Any Titanic buffs from North-West England?


Pub time now, Jim. The Bridgewater in Darwen sells fizzy pee at £1.00 per pint if you fancy coming along. No hats or false moustaches, or those crotchless leather chaps that you always insist on wearing.

I'll see thee, auld mucker.
 
Sure. I'll be there in about 13 hours if I can find my passport. I'll bring the guitar and do my acoustic take on "The Lovely Linda" and John Lennon's 1972 "Do the Oz." But, the chaps are part of the deal.
 
I'm not sure if they've included the grave of Eleanor Rigby on the Beatles tour. It is situated in the graveyard at St.Peter's Church, Woolton (Used to be Much Woolton when I was a kid!)Eleanor was in some way connected to the Whitfields of Woolton - probably some sort of step relative, I've never checked it out properly.

Strawberry Fields, pleasant as it may sound, was a derelict patch of land practically behind Lennon's house in Menlove Avenue - it was a place where the "Nymphettes" from a nearby school used to go in the hope of a romantic tryst with some of the local boys.

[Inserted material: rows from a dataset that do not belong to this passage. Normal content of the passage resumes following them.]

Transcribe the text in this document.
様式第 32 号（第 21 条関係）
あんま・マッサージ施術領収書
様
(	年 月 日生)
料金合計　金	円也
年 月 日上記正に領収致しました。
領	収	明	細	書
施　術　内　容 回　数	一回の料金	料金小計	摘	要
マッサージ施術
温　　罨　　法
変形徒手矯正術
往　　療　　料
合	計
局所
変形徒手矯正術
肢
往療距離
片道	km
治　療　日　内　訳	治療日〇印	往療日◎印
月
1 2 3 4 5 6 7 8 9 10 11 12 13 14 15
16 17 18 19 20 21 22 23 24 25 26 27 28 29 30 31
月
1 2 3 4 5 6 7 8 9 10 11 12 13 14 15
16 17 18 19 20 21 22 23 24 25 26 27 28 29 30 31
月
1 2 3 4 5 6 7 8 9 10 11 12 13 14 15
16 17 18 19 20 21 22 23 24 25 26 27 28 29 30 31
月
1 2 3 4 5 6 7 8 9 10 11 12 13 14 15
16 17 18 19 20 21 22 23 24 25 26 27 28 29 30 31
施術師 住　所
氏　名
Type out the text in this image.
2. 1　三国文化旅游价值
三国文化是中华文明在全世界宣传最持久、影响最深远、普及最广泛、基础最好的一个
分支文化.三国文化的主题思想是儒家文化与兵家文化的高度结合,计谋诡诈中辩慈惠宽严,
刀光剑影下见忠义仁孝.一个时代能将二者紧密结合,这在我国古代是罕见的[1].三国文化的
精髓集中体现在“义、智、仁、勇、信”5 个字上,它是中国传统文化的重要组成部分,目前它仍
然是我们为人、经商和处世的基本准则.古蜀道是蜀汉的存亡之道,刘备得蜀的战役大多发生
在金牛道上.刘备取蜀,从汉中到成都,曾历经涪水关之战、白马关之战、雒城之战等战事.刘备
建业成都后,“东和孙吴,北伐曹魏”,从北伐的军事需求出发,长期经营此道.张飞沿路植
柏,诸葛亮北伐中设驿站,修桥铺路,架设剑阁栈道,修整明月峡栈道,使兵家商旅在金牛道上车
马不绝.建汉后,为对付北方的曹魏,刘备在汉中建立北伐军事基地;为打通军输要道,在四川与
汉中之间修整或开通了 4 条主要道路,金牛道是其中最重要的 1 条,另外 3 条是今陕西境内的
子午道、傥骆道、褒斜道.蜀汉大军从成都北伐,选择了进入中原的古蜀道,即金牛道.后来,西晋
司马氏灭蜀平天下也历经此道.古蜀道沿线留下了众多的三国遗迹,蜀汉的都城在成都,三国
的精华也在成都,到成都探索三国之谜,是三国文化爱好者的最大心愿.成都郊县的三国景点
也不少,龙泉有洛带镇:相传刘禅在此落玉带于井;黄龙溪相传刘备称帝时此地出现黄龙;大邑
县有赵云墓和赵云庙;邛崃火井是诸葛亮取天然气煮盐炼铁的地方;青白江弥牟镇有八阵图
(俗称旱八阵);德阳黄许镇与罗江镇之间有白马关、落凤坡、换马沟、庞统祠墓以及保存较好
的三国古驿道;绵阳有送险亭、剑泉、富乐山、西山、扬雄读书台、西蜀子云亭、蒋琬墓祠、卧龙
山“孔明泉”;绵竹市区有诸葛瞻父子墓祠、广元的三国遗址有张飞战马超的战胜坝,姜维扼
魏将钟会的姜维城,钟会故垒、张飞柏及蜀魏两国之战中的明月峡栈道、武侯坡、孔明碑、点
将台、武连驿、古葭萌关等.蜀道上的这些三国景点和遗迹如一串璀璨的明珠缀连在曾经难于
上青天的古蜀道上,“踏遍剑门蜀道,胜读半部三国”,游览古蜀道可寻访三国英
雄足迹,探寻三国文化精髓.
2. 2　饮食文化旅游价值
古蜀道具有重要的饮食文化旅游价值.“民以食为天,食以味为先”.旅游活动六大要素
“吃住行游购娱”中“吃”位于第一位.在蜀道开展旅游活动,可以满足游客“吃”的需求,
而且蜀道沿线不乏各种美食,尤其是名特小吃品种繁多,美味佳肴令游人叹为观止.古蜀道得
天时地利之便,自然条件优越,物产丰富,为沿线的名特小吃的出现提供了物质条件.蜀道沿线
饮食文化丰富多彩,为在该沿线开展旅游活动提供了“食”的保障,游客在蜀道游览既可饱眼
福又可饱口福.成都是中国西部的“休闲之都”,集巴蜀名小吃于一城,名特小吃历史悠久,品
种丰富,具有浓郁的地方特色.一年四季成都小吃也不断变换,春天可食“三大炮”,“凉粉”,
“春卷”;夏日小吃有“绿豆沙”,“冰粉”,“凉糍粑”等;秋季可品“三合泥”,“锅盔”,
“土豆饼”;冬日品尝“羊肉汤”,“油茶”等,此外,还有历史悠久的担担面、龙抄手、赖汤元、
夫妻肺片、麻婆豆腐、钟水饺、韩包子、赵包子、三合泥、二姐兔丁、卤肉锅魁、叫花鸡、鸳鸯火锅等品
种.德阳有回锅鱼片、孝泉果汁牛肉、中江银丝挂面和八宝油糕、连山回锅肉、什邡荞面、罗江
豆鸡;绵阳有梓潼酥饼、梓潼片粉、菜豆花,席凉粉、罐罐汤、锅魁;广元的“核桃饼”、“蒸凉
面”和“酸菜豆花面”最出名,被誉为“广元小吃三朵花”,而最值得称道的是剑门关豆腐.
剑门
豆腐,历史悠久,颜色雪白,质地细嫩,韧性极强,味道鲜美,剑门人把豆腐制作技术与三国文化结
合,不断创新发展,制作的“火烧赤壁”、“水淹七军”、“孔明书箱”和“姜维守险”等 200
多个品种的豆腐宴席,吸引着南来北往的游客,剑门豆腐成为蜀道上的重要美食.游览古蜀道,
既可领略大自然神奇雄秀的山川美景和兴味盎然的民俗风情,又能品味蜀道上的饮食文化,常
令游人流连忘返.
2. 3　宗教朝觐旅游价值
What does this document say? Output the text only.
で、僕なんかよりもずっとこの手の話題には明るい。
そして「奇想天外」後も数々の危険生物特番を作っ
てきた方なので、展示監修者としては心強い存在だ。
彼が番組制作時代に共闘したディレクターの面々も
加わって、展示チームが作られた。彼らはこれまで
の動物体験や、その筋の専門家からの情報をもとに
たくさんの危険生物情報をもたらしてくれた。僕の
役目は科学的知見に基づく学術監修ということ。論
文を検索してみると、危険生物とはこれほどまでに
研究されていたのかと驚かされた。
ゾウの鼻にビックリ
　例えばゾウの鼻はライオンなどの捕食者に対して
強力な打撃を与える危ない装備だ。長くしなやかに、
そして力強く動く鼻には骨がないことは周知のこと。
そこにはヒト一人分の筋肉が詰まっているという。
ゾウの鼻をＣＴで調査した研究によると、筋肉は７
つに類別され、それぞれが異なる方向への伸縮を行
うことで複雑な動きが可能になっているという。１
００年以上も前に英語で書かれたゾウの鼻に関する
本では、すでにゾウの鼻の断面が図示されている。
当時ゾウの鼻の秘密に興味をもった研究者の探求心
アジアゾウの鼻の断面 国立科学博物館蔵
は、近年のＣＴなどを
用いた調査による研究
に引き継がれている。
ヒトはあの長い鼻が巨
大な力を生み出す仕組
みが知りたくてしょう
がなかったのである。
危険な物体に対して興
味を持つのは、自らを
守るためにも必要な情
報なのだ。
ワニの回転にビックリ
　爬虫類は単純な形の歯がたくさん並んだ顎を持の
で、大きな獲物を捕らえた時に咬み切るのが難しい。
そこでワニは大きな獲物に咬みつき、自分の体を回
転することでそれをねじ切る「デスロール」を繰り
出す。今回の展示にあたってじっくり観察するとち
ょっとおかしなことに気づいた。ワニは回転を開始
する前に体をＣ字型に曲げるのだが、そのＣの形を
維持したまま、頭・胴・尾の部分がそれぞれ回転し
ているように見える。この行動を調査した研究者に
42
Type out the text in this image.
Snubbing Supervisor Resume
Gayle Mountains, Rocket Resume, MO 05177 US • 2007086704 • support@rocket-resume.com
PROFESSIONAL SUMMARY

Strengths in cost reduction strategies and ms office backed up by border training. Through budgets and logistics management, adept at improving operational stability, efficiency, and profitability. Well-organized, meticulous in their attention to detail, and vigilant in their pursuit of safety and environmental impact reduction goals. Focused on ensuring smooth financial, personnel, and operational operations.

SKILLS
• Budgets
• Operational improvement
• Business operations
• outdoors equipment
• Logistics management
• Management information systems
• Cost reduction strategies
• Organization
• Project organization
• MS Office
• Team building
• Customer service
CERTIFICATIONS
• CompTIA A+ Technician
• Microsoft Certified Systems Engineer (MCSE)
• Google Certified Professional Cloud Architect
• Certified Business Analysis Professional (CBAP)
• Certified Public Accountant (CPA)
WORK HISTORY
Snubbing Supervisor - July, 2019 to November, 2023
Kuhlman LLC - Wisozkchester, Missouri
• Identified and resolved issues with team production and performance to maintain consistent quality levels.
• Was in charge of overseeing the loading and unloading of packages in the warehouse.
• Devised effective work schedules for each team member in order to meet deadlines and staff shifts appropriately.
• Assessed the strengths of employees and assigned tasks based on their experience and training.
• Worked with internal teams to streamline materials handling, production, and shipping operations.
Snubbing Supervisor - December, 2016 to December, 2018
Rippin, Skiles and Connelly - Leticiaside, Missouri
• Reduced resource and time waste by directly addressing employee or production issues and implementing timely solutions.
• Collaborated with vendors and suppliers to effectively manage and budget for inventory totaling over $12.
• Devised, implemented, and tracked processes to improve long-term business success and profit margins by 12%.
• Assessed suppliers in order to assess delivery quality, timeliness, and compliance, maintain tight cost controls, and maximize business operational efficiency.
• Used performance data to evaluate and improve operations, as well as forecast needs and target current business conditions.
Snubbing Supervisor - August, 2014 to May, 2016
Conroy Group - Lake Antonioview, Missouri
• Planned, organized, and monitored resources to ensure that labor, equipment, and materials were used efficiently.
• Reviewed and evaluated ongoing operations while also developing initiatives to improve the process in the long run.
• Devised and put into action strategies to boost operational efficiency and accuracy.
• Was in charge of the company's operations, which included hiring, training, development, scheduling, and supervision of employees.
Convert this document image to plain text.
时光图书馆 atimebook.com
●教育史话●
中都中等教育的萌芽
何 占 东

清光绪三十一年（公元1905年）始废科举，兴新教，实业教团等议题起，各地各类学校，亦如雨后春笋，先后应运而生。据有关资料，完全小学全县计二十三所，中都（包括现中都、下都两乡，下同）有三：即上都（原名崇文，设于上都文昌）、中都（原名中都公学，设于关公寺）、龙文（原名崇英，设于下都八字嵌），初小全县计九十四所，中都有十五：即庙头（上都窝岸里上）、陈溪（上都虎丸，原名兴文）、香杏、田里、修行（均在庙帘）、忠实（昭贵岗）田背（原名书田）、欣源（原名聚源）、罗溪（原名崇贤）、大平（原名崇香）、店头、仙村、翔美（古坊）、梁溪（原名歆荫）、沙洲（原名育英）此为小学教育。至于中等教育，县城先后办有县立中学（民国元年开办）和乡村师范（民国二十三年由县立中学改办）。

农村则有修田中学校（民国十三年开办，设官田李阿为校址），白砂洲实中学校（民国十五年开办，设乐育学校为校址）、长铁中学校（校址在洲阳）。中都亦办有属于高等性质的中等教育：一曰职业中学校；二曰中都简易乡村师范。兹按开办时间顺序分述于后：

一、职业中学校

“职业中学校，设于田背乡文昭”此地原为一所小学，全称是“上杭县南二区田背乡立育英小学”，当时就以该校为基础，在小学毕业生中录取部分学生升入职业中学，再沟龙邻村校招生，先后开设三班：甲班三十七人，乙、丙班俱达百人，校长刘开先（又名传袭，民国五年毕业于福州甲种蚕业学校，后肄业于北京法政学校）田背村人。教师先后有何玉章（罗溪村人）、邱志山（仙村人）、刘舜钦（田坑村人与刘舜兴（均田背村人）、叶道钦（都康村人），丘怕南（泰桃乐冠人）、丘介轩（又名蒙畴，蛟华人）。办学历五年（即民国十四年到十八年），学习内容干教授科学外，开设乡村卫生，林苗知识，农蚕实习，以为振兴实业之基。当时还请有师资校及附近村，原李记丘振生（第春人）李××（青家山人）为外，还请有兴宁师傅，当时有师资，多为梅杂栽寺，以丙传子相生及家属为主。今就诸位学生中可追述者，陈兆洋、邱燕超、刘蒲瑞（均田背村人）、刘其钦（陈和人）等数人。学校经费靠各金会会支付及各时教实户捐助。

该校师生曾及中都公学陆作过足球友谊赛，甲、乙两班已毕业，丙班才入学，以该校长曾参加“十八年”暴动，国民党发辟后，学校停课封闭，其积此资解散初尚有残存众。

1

john Lennon was at school at the same time as my elder brother, although I don't think that they knew each other. In later years, my parents moved to North Wales and Julia, Lennon's first wife, moved in next door but one to them. In the house behind theirs lived Elton John's father and his second family.
 
Ah, Ryan: Here's one to add to your songlist:

http://www.youtube.com/watch?v=cLZhNs7M1oE

from Some Time in New York City. The critics hated it beyond adequate expression, the public shunned it, but it's the only Lennon solo album other than Life With The Lions I've bothered to buy on disc. I may be in a small, VERY small, minority, but I actually LIKE Some Time for all its badly dated, strident, radical chic. It holds up better than Plastic Ono Band and Imagine. Yoko, bless her, tinkered with the album before its disc-rerelease, removing almost a full minute of her bloodcurdling performance on the closing track. Unforgivable, however, is her post operative effort to make herself and John look less idiotic by editing, severely, the live material recorded in November 1969. Now, on the original release, if you've heard it, Yoko begins the performance by shrieking "Britain! You killed Hanratty, you murderers! You killed Hanratty!" to a roar of audience approval, followed by about a minute of her screaming "Hanratty" over the instrumental track to Don't Worry Kyoko. You, no doubt, are familiar with the Hanratty DNA tests of a few years ago. So, too, apparently was Yoko, who edited out this entire passage, leaving Don't Worry Kyoko a truncated 18 minutes long. Editing out your now-politically-incorrect posturing from 1969, so as to look less...stupid...is just wrong. Especially since the original 1972 release can be easily found.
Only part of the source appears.